Thank you.
I agree with Mr. Bulmer. The police, particularly the RCMP, are not running this country; this country is run by Parliament. The RCMP answers to Parliament. I find it disgusting that the RCMP could hide under a veil.
The legislation as it is is okay, but I think it should not be the commissioner who is deciding what is in the public interest. Here is the exception to the disclosure: “if the disclosure is essential in the public interest”, and then it goes on. I don't think the commissioner should be deciding what's in the public interest; I think it should be elected members of Parliament or ministers in the cabinet. The commissioner will not necessarily decide what is in the public interest; he will decide what is in the police interest, because he has to be true to himself.

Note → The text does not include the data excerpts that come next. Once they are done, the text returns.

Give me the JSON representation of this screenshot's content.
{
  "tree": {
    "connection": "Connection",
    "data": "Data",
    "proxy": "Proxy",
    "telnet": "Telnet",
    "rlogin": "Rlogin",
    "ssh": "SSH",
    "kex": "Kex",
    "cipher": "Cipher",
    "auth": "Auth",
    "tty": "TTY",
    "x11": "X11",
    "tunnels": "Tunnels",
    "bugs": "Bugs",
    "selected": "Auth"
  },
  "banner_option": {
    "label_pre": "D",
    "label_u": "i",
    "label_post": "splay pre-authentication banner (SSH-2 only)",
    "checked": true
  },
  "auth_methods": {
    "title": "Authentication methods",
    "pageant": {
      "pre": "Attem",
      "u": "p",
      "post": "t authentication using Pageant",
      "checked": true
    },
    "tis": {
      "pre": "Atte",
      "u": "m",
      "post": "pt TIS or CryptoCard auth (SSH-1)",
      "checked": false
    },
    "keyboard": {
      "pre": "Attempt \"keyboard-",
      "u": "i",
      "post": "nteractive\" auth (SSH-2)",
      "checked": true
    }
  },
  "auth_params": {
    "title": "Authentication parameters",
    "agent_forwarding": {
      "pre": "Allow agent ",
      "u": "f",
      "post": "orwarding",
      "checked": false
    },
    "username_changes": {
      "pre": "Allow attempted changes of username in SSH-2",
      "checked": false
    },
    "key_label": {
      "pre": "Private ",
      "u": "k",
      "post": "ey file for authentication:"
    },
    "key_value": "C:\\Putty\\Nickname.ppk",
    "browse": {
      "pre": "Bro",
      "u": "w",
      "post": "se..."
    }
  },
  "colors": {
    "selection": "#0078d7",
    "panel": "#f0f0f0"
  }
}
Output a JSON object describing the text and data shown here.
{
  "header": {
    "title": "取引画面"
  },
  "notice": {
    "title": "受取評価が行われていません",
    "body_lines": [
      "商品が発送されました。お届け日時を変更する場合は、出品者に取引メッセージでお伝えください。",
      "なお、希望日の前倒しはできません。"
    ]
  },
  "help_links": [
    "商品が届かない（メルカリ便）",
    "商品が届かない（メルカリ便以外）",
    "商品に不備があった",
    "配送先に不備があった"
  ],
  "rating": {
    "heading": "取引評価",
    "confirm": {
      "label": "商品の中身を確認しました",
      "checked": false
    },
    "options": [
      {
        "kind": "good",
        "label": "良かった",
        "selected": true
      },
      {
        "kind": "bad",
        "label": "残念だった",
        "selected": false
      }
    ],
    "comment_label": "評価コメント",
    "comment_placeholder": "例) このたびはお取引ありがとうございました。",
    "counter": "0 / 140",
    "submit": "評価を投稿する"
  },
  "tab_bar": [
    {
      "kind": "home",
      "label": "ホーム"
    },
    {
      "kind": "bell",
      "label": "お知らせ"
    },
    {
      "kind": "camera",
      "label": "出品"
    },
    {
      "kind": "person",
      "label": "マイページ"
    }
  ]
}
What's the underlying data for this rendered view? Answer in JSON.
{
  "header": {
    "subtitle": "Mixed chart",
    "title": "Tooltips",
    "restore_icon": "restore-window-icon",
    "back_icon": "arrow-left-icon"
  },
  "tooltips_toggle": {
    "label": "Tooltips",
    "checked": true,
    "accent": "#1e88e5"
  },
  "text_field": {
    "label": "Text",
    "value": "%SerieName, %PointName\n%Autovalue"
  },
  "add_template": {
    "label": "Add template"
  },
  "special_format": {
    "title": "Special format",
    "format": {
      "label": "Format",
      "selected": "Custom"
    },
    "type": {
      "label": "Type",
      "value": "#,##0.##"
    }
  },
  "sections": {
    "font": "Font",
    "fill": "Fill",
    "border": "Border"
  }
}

As Mr. Bulmer said, if there were an independent board that made some of these decisions, then we wouldn't have the police against the protectee; we would have the police and the protectee on an even keel. If someone else, some tribunal, is making those decisions, the innocent protectees wouldn't think of themselves as criminals and have the police against them. It's very nice for the police to get the help from informants and get the convictions, but they can't throw out the protectees afterwards.
In some cases where they were terminated, the court said, you shouldn't have done that; you should have used fairness. Hopefully the RCMP will get the message. If they don't, then I think Parliament has to take it out of the RCMP's hands. The police are not above the law. They can't decide the law. Parliament will.